Los F-35A serían las aeronaves tácticas más recientes enviadas a la región. Como informamos anteriormente, escuadrones de F-35C, F/A-18E/F Super Hornets y E/A-18G Growlers se embarcaron en el portaaviones USS Abraham Lincoln. El portaaviones y tres escoltas se encuentran ahora en el Área de Responsabilidad (AOR) del Comando Central de EE. UU. Además, una docena de F-15E Strike Eagles fueron enviados a la Base Aérea Muwaffaq Salti en Jordania.
Los F-35A darían a EE. UU. una capacidad adicional para atacar objetivos en las profundidades de Irán. Desempeñaron un papel clave en la supresión de defensas aéreas enemigas (SEAD) durante la misión de la Operación Midnight Hammer el pasado junio, allanando el camino para que los bombarderos B-2A Spirit lanzaran 14 bombas «bunker buster» GBU-57/B de 30,000 libras sobre las instalaciones nucleares iraníes de Fordow y Natanz. Los F-35A del Ala de Combate 388 fueron los primeros aviones en entrar y los últimos en salir.
Aún no sabemos con certeza dónde terminarán los F-35A que originalmente se desplegaron en el Caribe. La Guardia Nacional Aérea de Vermont declinó hacer comentarios sobre el despliegue, citando preocupaciones de seguridad operativa, y el Comando Central de EE. UU. no discute ningún movimiento. Dicho esto, el movimiento encajaría en el mismo patrón que hemos visto de afluencia de capacidades hacia el Medio Oriente.
Como ejemplo, los aviones de guerra electrónica (EW) F/A-18G Growler también han cruzado el Atlántico. Los datos de seguimiento de vuelos muestran que han salido de la Estación Naval de Oceana en Virginia, con rumbo hacia la Base Aérea de Morón en España. Desde allí, podrían volar potencialmente al Medio Oriente. Ayer informamos que, al igual que los F-35A, estas aeronaves abandonaron su asignación en el Caribe.
Como señalamos: «Los Growlers en el Medio Oriente serían multiplicadores de fuerza críticos. Tal despliegue podría ser indicativo de lo que se vería en el preludio de una operación cinética centrada fuertemente en ataques contra objetivos en áreas interiores, como los que EE. UU. y posiblemente Israel podrían llevar a cabo en Irán en el futuro».

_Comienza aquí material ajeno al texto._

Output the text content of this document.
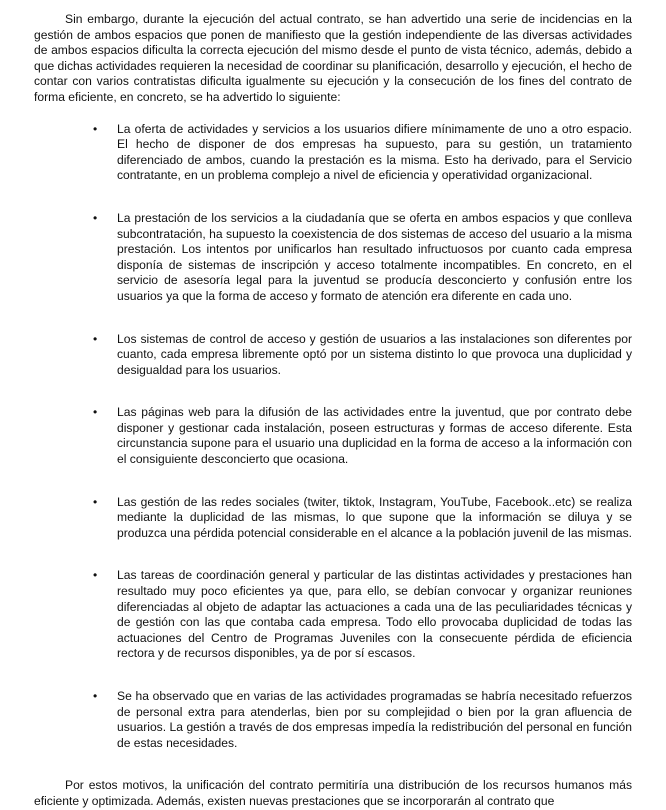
Sin embargo, durante la ejecución del actual contrato, se han advertido una serie de incidencias en la gestión de ambos espacios que ponen de manifiesto que la gestión independiente de las diversas actividades de ambos espacios dificulta la correcta ejecución del mismo desde el punto de vista técnico, además, debido a que dichas actividades requieren la necesidad de coordinar su planificación, desarrollo y ejecución, el hecho de contar con varios contratistas dificulta igualmente su ejecución y la consecución de los fines del contrato de forma eficiente, en concreto, se ha advertido lo siguiente:

• La oferta de actividades y servicios a los usuarios difiere mínimamente de uno a otro espacio. El hecho de disponer de dos empresas ha supuesto, para su gestión, un tratamiento diferenciado de ambos, cuando la prestación es la misma. Esto ha derivado, para el Servicio contratante, en un problema complejo a nivel de eficiencia y operatividad organizacional.
• La prestación de los servicios a la ciudadanía que se oferta en ambos espacios y que conlleva subcontratación, ha supuesto la coexistencia de dos sistemas de acceso del usuario a la misma prestación. Los intentos por unificarlos han resultado infructuosos por cuanto cada empresa disponía de sistemas de inscripción y acceso totalmente incompatibles. En concreto, en el servicio de asesoría legal para la juventud se producía desconcierto y confusión entre los usuarios ya que la forma de acceso y formato de atención era diferente en cada uno.
• Los sistemas de control de acceso y gestión de usuarios a las instalaciones son diferentes por cuanto, cada empresa libremente optó por un sistema distinto lo que provoca una duplicidad y desigualdad para los usuarios.
• Las páginas web para la difusión de las actividades entre la juventud, que por contrato debe disponer y gestionar cada instalación, poseen estructuras y formas de acceso diferente. Esta circunstancia supone para el usuario una duplicidad en la forma de acceso a la información con el consiguiente desconcierto que ocasiona.
• Las gestión de las redes sociales (twiter, tiktok, Instagram, YouTube, Facebook..etc) se realiza mediante la duplicidad de las mismas, lo que supone que la información se diluya y se produzca una pérdida potencial considerable en el alcance a la población juvenil de las mismas.
• Las tareas de coordinación general y particular de las distintas actividades y prestaciones han resultado muy poco eficientes ya que, para ello, se debían convocar y organizar reuniones diferenciadas al objeto de adaptar las actuaciones a cada una de las peculiaridades técnicas y de gestión con las que contaba cada empresa. Todo ello provocaba duplicidad de todas las actuaciones del Centro de Programas Juveniles con la consecuente pérdida de eficiencia rectora y de recursos disponibles, ya de por sí escasos.
• Se ha observado que en varias de las actividades programadas se habría necesitado refuerzos de personal extra para atenderlas, bien por su complejidad o bien por la gran afluencia de usuarios. La gestión a través de dos empresas impedía la redistribución del personal en función de estas necesidades.

Por estos motivos, la unificación del contrato permitiría una distribución de los recursos humanos más eficiente y optimizada. Además, existen nuevas prestaciones que se incorporarán al contrato que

Incluso antes de estos movimientos recientes, había un pequeño número de aviones tácticos en la región, incluidos F-15E, A-10 Thunderbolt II y F-16 Fighting Falcons. Además de estos, un avión de búsqueda y rescate de combate (CSAR) HC-130J Combat King II, con el código de llamada King40, aterrizó hoy en la Base Aérea Muwaffaq Salti en Jordania. Otro Combat King podría estar en camino tras salir de Rota, España. El envío de estos aviones tiene sentido si Trump ordena un ataque, ya que serían necesarios para el rescate rápido de tripulaciones aéreas perdidas sobre territorio hostil.

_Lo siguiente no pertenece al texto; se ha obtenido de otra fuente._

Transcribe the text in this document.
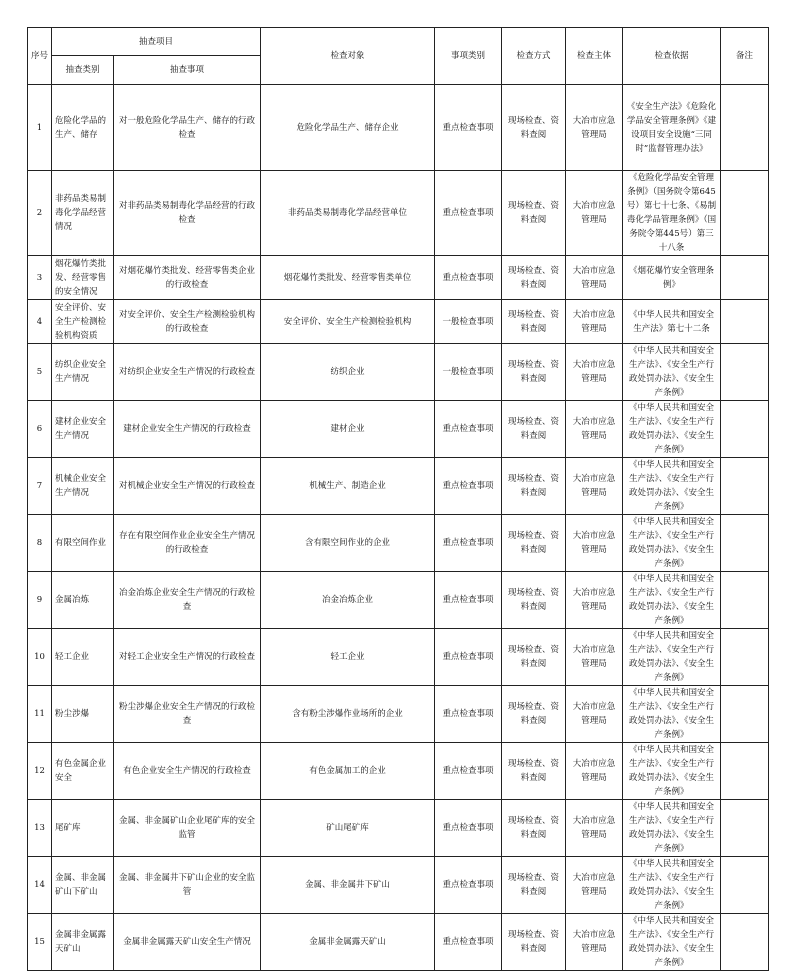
序号	抽查项目		检查对象	事项类别	检查方式	检查主体	检查依据	备注
	抽查类别	抽查事项						
1	危险化学品的生产、储存	对一般危险化学品生产、储存的行政检查	危险化学品生产、储存企业	重点检查事项	现场检查、资料查阅	大冶市应急管理局	《安全生产法》《危险化学品安全管理条例》《建设项目安全设施“三同时”监督管理办法》	
2	非药品类易制毒化学品经营情况	对非药品类易制毒化学品经营的行政检查	非药品类易制毒化学品经营单位	重点检查事项	现场检查、资料查阅	大冶市应急管理局	《危险化学品安全管理条例》（国务院令第645号）第七十七条、《易制毒化学品管理条例》（国务院令第445号）第三十八条	
3	烟花爆竹类批发、经营零售的安全情况	对烟花爆竹类批发、经营零售类企业的行政检查	烟花爆竹类批发、经营零售类单位	重点检查事项	现场检查、资料查阅	大冶市应急管理局	《烟花爆竹安全管理条例》	
4	安全评价、安全生产检测检验机构资质	对安全评价、安全生产检测检验机构的行政检查	安全评价、安全生产检测检验机构	一般检查事项	现场检查、资料查阅	大冶市应急管理局	《中华人民共和国安全生产法》第七十二条	
5	纺织企业安全生产情况	对纺织企业安全生产情况的行政检查	纺织企业	一般检查事项	现场检查、资料查阅	大冶市应急管理局	《中华人民共和国安全生产法》、《安全生产行政处罚办法》、《安全生产条例》	
6	建材企业安全生产情况	建材企业安全生产情况的行政检查	建材企业	重点检查事项	现场检查、资料查阅	大冶市应急管理局	《中华人民共和国安全生产法》、《安全生产行政处罚办法》、《安全生产条例》	
7	机械企业安全生产情况	对机械企业安全生产情况的行政检查	机械生产、制造企业	重点检查事项	现场检查、资料查阅	大冶市应急管理局	《中华人民共和国安全生产法》、《安全生产行政处罚办法》、《安全生产条例》	
8	有限空间作业	存在有限空间作业企业安全生产情况的行政检查	含有限空间作业的企业	重点检查事项	现场检查、资料查阅	大冶市应急管理局	《中华人民共和国安全生产法》、《安全生产行政处罚办法》、《安全生产条例》	
9	金属冶炼	冶金冶炼企业安全生产情况的行政检查	冶金冶炼企业	重点检查事项	现场检查、资料查阅	大冶市应急管理局	《中华人民共和国安全生产法》、《安全生产行政处罚办法》、《安全生产条例》	
10	轻工企业	对轻工企业安全生产情况的行政检查	轻工企业	重点检查事项	现场检查、资料查阅	大冶市应急管理局	《中华人民共和国安全生产法》、《安全生产行政处罚办法》、《安全生产条例》	
11	粉尘涉爆	粉尘涉爆企业安全生产情况的行政检查	含有粉尘涉爆作业场所的企业	重点检查事项	现场检查、资料查阅	大冶市应急管理局	《中华人民共和国安全生产法》、《安全生产行政处罚办法》、《安全生产条例》	
12	有色金属企业安全	有色企业安全生产情况的行政检查	有色金属加工的企业	重点检查事项	现场检查、资料查阅	大冶市应急管理局	《中华人民共和国安全生产法》、《安全生产行政处罚办法》、《安全生产条例》	
13	尾矿库	金属、非金属矿山企业尾矿库的安全监管	矿山尾矿库	重点检查事项	现场检查、资料查阅	大冶市应急管理局	《中华人民共和国安全生产法》、《安全生产行政处罚办法》、《安全生产条例》	
14	金属、非金属矿山下矿山	金属、非金属井下矿山企业的安全监管	金属、非金属井下矿山	重点检查事项	现场检查、资料查阅	大冶市应急管理局	《中华人民共和国安全生产法》、《安全生产行政处罚办法》、《安全生产条例》	
15	金属非金属露天矿山	金属非金属露天矿山安全生产情况	金属非金属露天矿山	重点检查事项	现场检查、资料查阅	大冶市应急管理局	《中华人民共和国安全生产法》、《安全生产行政处罚办法》、《安全生产条例》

También ha generado interés un avión «rastreador de partículas nucleares» WC-135R Constant Phoenix, con código COBRA31, que llegó al Reino Unido desde Nebraska. Estos aviones recolectan muestras de aire para detectar materiales nucleares y podrían ser desplegados para monitorear incidentes o ataques a sitios nucleares.
Mientras tanto, aviones de carga C-17 y C-5M continúan entregando material. EE. UU. también está enviando sistemas adicionales de defensa Patriot y THAAD al Medio Oriente para protección contra cualquier ataque iraní.

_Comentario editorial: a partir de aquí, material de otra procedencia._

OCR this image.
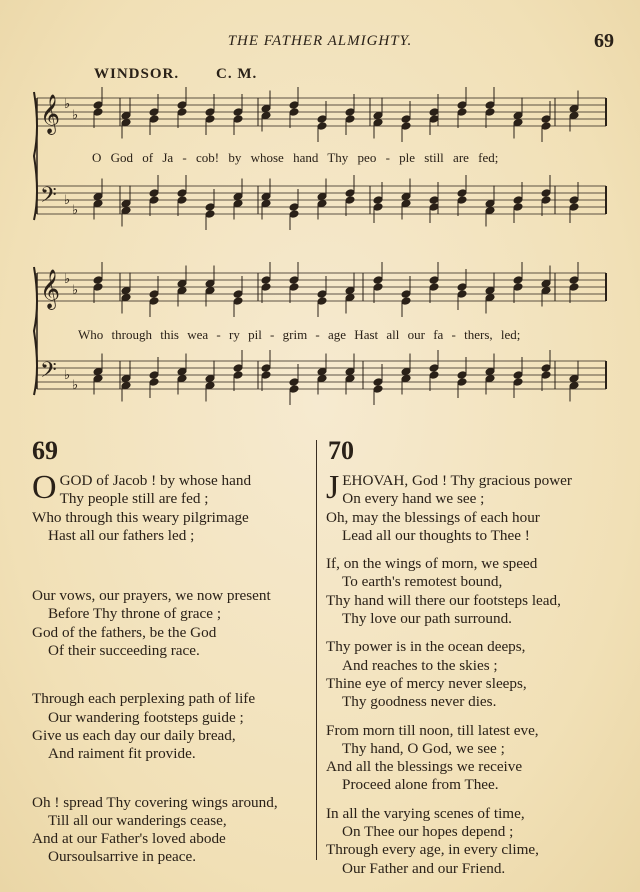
THE FATHER ALMIGHTY.	69
WINDSOR. C. M.
𝄞 ♭
♭
𝄢 ♭
♭
𝄞 ♭
♭
𝄢 ♭
♭
O God of Ja - cob! by whose hand Thy peo - ple still are fed;
Who through this wea - ry pil - grim - age Hast all our fa - thers, led;
69	70
O GOD of Jacob ! by whose hand
Thy people still are fed ;
Who through this weary pilgrimage
Hast all our fathers led ;
Our vows, our prayers, we now present
Before Thy throne of grace ;
God of the fathers, be the God
Of their succeeding race.
Through each perplexing path of life
Our wandering footsteps guide ;
Give us each day our daily bread,
And raiment fit provide.
Oh ! spread Thy covering wings around,
Till all our wanderings cease,
And at our Father's loved abode
Oursoulsarrive in peace.
J EHOVAH, God ! Thy gracious power
On every hand we see ;
Oh, may the blessings of each hour
Lead all our thoughts to Thee !
If, on the wings of morn, we speed
To earth's remotest bound,
Thy hand will there our footsteps lead,
Thy love our path surround.
Thy power is in the ocean deeps,
And reaches to the skies ;
Thine eye of mercy never sleeps,
Thy goodness never dies.
From morn till noon, till latest eve,
Thy hand, O God, we see ;
And all the blessings we receive
Proceed alone from Thee.
In all the varying scenes of time,
On Thee our hopes depend ;
Through every age, in every clime,
Our Father and our Friend.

Estos movimientos parecen ser la señal más reciente de un gran aumento de fuerzas estadounidenses en la región, que incluye también el despliegue de destructores como el USS Delbert D. Black en el Mar Rojo.
Esta escalada ocurre en medio de advertencias directas de Trump a Irán para que negocie un acuerdo «sin armas nucleares». Trump recordó el impacto de la «Operación Midnight Hammer» y advirtió: «¡El próximo ataque será mucho peor!». Por su parte, Irán anunció hoy la incorporación de 1,000 drones estratégicos a sus filas, diseñados para destruir objetivos en mar, aire y tierra, mientras en Teherán se han iniciado planes para convertir estacionamientos subterráneos y estaciones de metro en refugios antiaéreos.